I want the BLM mural. You can have both pothole fixing and BLM mural.

Glenn
Glenn
5 months ago
Reply to  James

I want lots of stuff. Most of them cost money. The city is facing a dramatic revenue decline. Can I have my things please? Cleaning up Cal Anderson would be a start.

LinkRider
LinkRider
5 months ago

I personally think this is beautiful, and as long as the new materials have the same vibrant colors as the original painting, I think it will be good to have on the street. For me, it would be a reminder of our connection to other BLM marches in cities across the country.

As mentioned by the previous commenter, I can also feel for other members of our community who were perhaps personally affected by the protests/violence in a particularly negative way, or who were told that their pov didn’t matter because they were too “privileged” despite any personal struggle. I would hate for this to be a constant reminder of a time when they felt othered.

Probably the only way to eliminate this is to seek healing, to help restore the damage and work together to keep our people healthy, housed, and fed through Covid. May this become a reminder of the start of a beautiful and restorative time in our history, when millions of people came out on the streets peacefully to express our love for our Black neighbors, and when a shift in trust occurred so that people of all colors can go to school, get medical care, and even call 911 with the confidence that they are being treated fairly and professionally by people who only want to see them be healthy and prosper.

hb
hb
5 months ago
Reply to  LinkRider

i appreciate this comment

Frankie
Frankie
5 months ago

As someone who lives in the neighborhood, I can say that the violence has been really scary and stressful at a time when a lot of us feel like we cannot take anymore stress in our lives.

And then it becomes infuriating when you see the that the perpetrators of the violence include rich, privileged, white teenagers like Jacob Greenburg who are too young to understand what it’s like to be a small business owner, property owner, and adult with a full time job who has been forced to deal with bombs going off several nights in a row thanks to their actions. I hate living in constant fear that my own place could be burned down or targeted and that we may be forced to evacuate because some nineteen-year-old rich white boy decided it’d be fun to co-opt a vital movement to play out his vigilante fantasies knowing that his legislator mommy would bail him out.

I don’t blame BLM for that. I want the mural. I also want the violence to end. And I resent that now every time I hear a protest I don’t feel hopeful, I feel dread about how it could end in more bombs.

James
James
5 months ago
Reply to  Frankie

Violence will end when the cops stop being violent.

Frankie
Frankie
5 months ago
Reply to  James

So never, then? Great plan you got there.

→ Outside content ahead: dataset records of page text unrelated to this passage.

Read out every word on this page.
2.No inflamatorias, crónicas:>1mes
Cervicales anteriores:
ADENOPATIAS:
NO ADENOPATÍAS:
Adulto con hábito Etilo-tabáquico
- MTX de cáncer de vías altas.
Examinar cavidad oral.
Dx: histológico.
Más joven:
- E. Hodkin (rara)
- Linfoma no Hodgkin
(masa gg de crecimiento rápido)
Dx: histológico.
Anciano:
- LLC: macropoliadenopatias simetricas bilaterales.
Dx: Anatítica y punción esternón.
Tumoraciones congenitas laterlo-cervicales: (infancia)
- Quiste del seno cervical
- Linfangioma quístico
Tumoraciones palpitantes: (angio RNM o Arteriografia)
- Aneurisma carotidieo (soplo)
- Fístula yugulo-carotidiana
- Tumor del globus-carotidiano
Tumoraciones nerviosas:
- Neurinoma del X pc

Maybe you can spend your time doing something that actually makes a difference, like registering people to vote. And educate yourself about how well those violent protests worked in the late 60s, leading to both the election of our last “Law and Order” President AND the creation of a whole new law enforcement agency.

p-patch
p-patch
5 months ago

I like the mural – It’s proximity to the park, the police station and the surrounding businesses gives a nod to a very important issue without monumentalizing any specific event. It also utilizes a “canvas” that doesn’t interfere with or co-opt existing spaces, unlike the proposed changes to Cal Anderson Park. Of course the money could be spent on other priorities, but it seems like relatively low-cost gesture the city can make to #BML, while they work to get this neighborhood back to something resembling “normal”.

John
John
5 months ago

Is there any word on whether this project will restore the bike lanes on Pine? Every since the mural has been blocked off, cars and buses now have to drive in those lanes.

jo
jo
5 months ago
Reply to  John

Yes exactly. honestly not a pragmatic idea for bikes, fire trucks, paramedics. I would have liked to see them move it off the road.